Ann Brashares, The Sisterhood of the Traveling Pants

My year without pants

My friend Klaudia started a project called “365 days in a skirt”. I saw it on Facebook and I immediately joined it. My first photo was added the same day when I came back to work after my maternity leave. Normally, I would have worn my beloved 501’s and some sweater, hiding myself in this outfit, looking “mom-like” in the worst meaning of this word. Instead, I decided to wear skirts and dresses every day. Or trying to because I needed time to change my thinking. In my head, a dress is… well, dressy. Too dressy.

A whole new world

I found myself in a new reality, where I had all these roles I took before, plus being a mom. And I needed to fit my old clothes into it. All of them… except for all my pants, trousers and jeans. I would wear a skirt to the office — the easiest part, I had done it before, including 3 years of cycling to work, usually in a dress (best thing in summer). I would wear a skirt when I was carrying the baby stroller up and down the stairs (pro tip: don’t wear maxi and heels). And when I was sitting in a sandbox and in a playground (pro tip: wear shorts). And when I was trying to breastfeed discreetly in public — and it was the most difficult part because when you’re the only mother not wearing leggings and a loose sweatshirt, you always attract attention.

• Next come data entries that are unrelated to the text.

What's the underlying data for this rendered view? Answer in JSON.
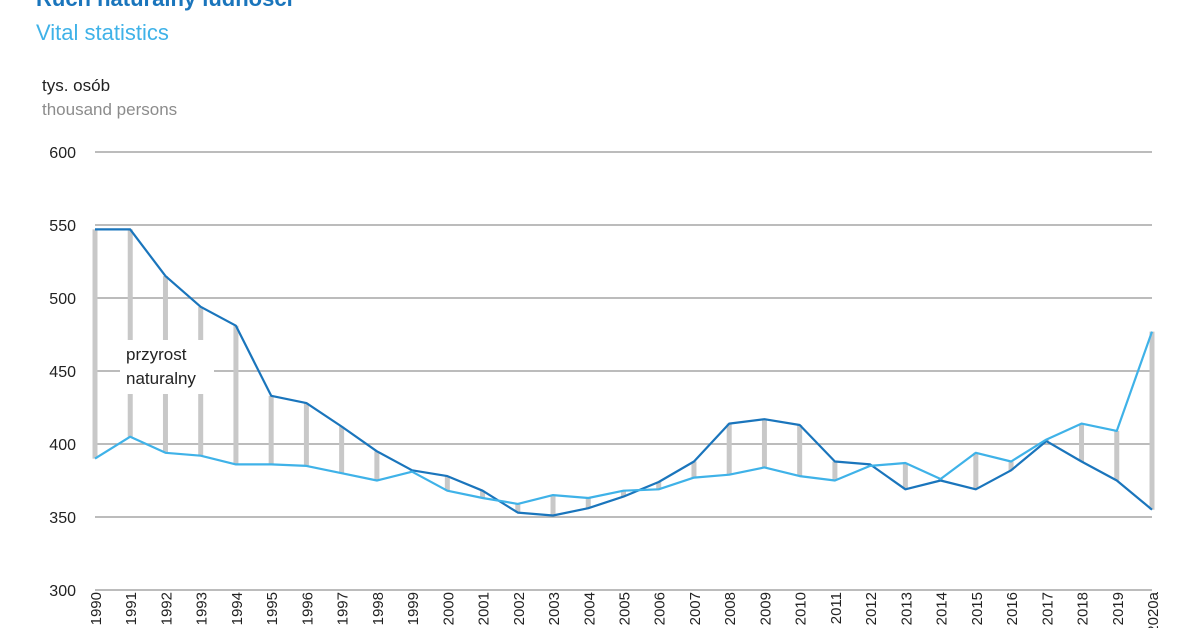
{
  "titles": {
    "pl": "Ruch naturalny ludności",
    "en": "Vital statistics"
  },
  "units": {
    "pl": "tys. osób",
    "en": "thousand persons"
  },
  "annotation": {
    "line1": "przyrost",
    "line2": "naturalny"
  },
  "colors": {
    "births": "#1a75bc",
    "deaths": "#3fb2e8",
    "increase_bars": "#c8c8c8",
    "grid": "#a6a6a6"
  },
  "chart_data": {
    "type": "line",
    "categories": [
      "1990",
      "1991",
      "1992",
      "1993",
      "1994",
      "1995",
      "1996",
      "1997",
      "1998",
      "1999",
      "2000",
      "2001",
      "2002",
      "2003",
      "2004",
      "2005",
      "2006",
      "2007",
      "2008",
      "2009",
      "2010",
      "2011",
      "2012",
      "2013",
      "2014",
      "2015",
      "2016",
      "2017",
      "2018",
      "2019",
      "2020a"
    ],
    "series": [
      {
        "key": "births",
        "values": [
          547,
          547,
          515,
          494,
          481,
          433,
          428,
          412,
          395,
          382,
          378,
          368,
          353,
          351,
          356,
          364,
          374,
          388,
          414,
          417,
          413,
          388,
          386,
          369,
          375,
          369,
          382,
          402,
          388,
          375,
          355
        ]
      },
      {
        "key": "deaths",
        "values": [
          390,
          405,
          394,
          392,
          386,
          386,
          385,
          380,
          375,
          381,
          368,
          363,
          359,
          365,
          363,
          368,
          369,
          377,
          379,
          384,
          378,
          375,
          385,
          387,
          376,
          394,
          388,
          403,
          414,
          409,
          477
        ]
      }
    ],
    "annotation_type": "range bars between series (natural increase)",
    "yticks": [
      300,
      350,
      400,
      450,
      500,
      550,
      600
    ],
    "ylim": [
      300,
      600
    ],
    "grid": true,
    "legend": "none"
  }
}
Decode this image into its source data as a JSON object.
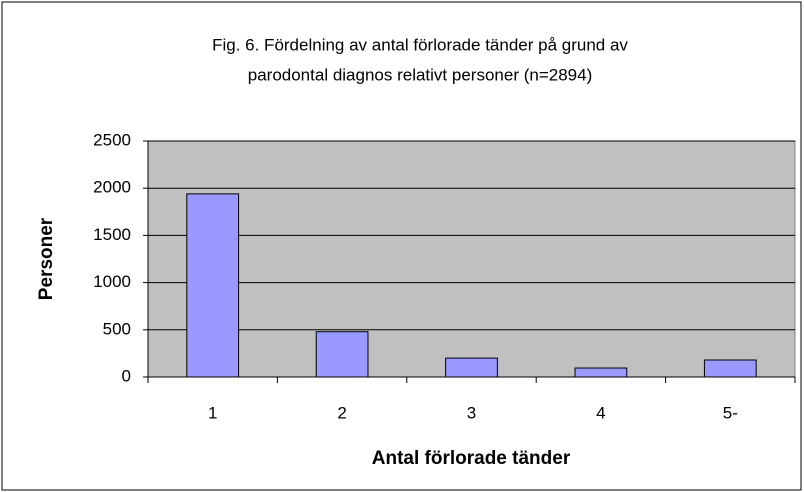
{
  "chart_data": {
    "type": "bar",
    "title": [
      "Fig. 6. Fördelning av antal förlorade tänder på grund av",
      "parodontal diagnos relativt personer (n=2894)"
    ],
    "x_label": "Antal förlorade tänder",
    "y_label": "Personer",
    "categories": [
      "1",
      "2",
      "3",
      "4",
      "5-"
    ],
    "values": [
      1940,
      480,
      200,
      95,
      180
    ],
    "color": "#9999ff",
    "ylim": [
      0,
      2500
    ],
    "yticks": [
      0,
      500,
      1000,
      1500,
      2000,
      2500
    ],
    "grid": true
  }
}
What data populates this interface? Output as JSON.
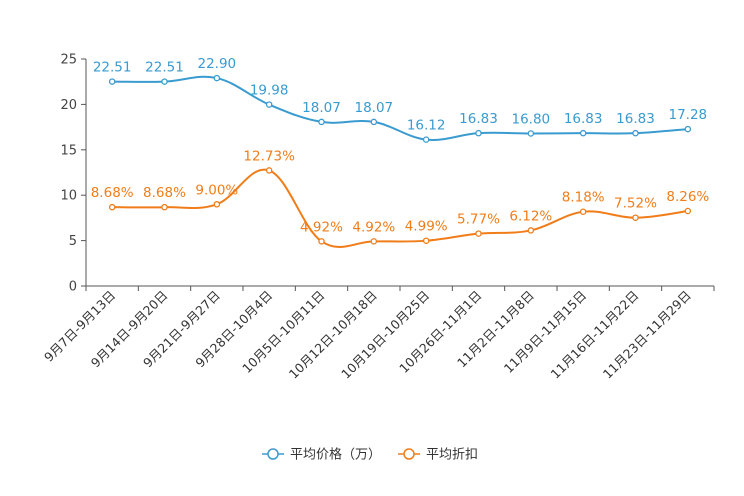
{
  "chart_data": {
    "type": "line",
    "title": "",
    "xlabel": "",
    "ylabel": "",
    "ylim": [
      0,
      25
    ],
    "yticks": [
      0,
      5,
      10,
      15,
      20,
      25
    ],
    "grid": false,
    "legend_position": "bottom-center",
    "categories": [
      "9月7日-9月13日",
      "9月14日-9月20日",
      "9月21日-9月27日",
      "9月28日-10月4日",
      "10月5日-10月11日",
      "10月12日-10月18日",
      "10月19日-10月25日",
      "10月26日-11月1日",
      "11月2日-11月8日",
      "11月9日-11月15日",
      "11月16日-11月22日",
      "11月23日-11月29日"
    ],
    "series": [
      {
        "name": "平均价格（万）",
        "color": "#3a9bd0",
        "values": [
          22.51,
          22.51,
          22.9,
          19.98,
          18.07,
          18.07,
          16.12,
          16.83,
          16.8,
          16.83,
          16.83,
          17.28
        ],
        "labels": [
          "22.51",
          "22.51",
          "22.90",
          "19.98",
          "18.07",
          "18.07",
          "16.12",
          "16.83",
          "16.80",
          "16.83",
          "16.83",
          "17.28"
        ]
      },
      {
        "name": "平均折扣",
        "color": "#f07d1a",
        "values": [
          8.68,
          8.68,
          9.0,
          12.73,
          4.92,
          4.92,
          4.99,
          5.77,
          6.12,
          8.18,
          7.52,
          8.26
        ],
        "labels": [
          "8.68%",
          "8.68%",
          "9.00%",
          "12.73%",
          "4.92%",
          "4.92%",
          "4.99%",
          "5.77%",
          "6.12%",
          "8.18%",
          "7.52%",
          "8.26%"
        ]
      }
    ]
  }
}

Talkin’ bout the revolution

The challenge of wearing a skirt (or a dress) every day, no matter what, has opened my mind. Klaudia’s project made a slow, velvet revolution in my head: about clothes, my body, my personal style, my gender, even who I am as a person. Of course, this wasn’t only about what I wore. This was obviously a special time in my life, a time of many smaller and bigger breakthroughs. And the project happened in a perfect moment. But it was a big thing to me and I wanted to pass this energy further, to other women. Help them find proof that they’re ok no matter how they look. Show them that hiding in sweatpants can’t help with accepting their body.

“You know what the secret is? It’s so simple. We love one another. We’re nice to one another. Do you know how rare that is?”
Ann Brashares, The Sisterhood of the Traveling Pants

Off we go, then

During this 1st year of my “dressing”, one of the group’s members mentioned “The Sisterhood of Travelling Pants” series. It was like a spark for me. I remembered a contest my company organized in 2011 for a Polish postal company: over a hundred garden gnomes were traveling around Poland between different parcel lockers. It was something like a relay race. I wanted to do the same with one dress. I immediately started to look for a dress that could be worn by women of different body types. It was important because I didn’t want to exclude anyone because of their size. Girl power is more than numbers.

One dress to fit them all

It wasn’t an easy task but I’ve found “the one” accidentally in a local mall. Dark blue, A-shaped, sleeveless. It was elastic and the cut was quite universal. The label said “size S”. S as in “small”. For me, it was S as “super” and “size just as good as the others”. Obviously, I took it. And passed it further with a thick notebook where every member of the Sisterhood would write down her feelings and thoughts about wearing The Dress.

It goes on and on, and on, and on

Now the event is one-third finished. 30 women have worn the dress so far, adding their personal style to it every time, trying to make it more “like them”. The dress was taken for a date night, to the theater and a few concerts — but also to a usual work or school day. It was a silent witness of the dailiness of average women. An artifact that connected them regardless of their size and situation. Of course, I know that a hundred doesn’t make a good statistical sample. But I believe that this one dress can be that small rock that starts an avalanche of thinking in each one of us. Every big change starts with something small.

All in all, we’re different. But at the same time, we’re women. We really do have something in common. Even if it’s something as elusive and undefinable as femininity. Or a cultural, customary right to wear a dress.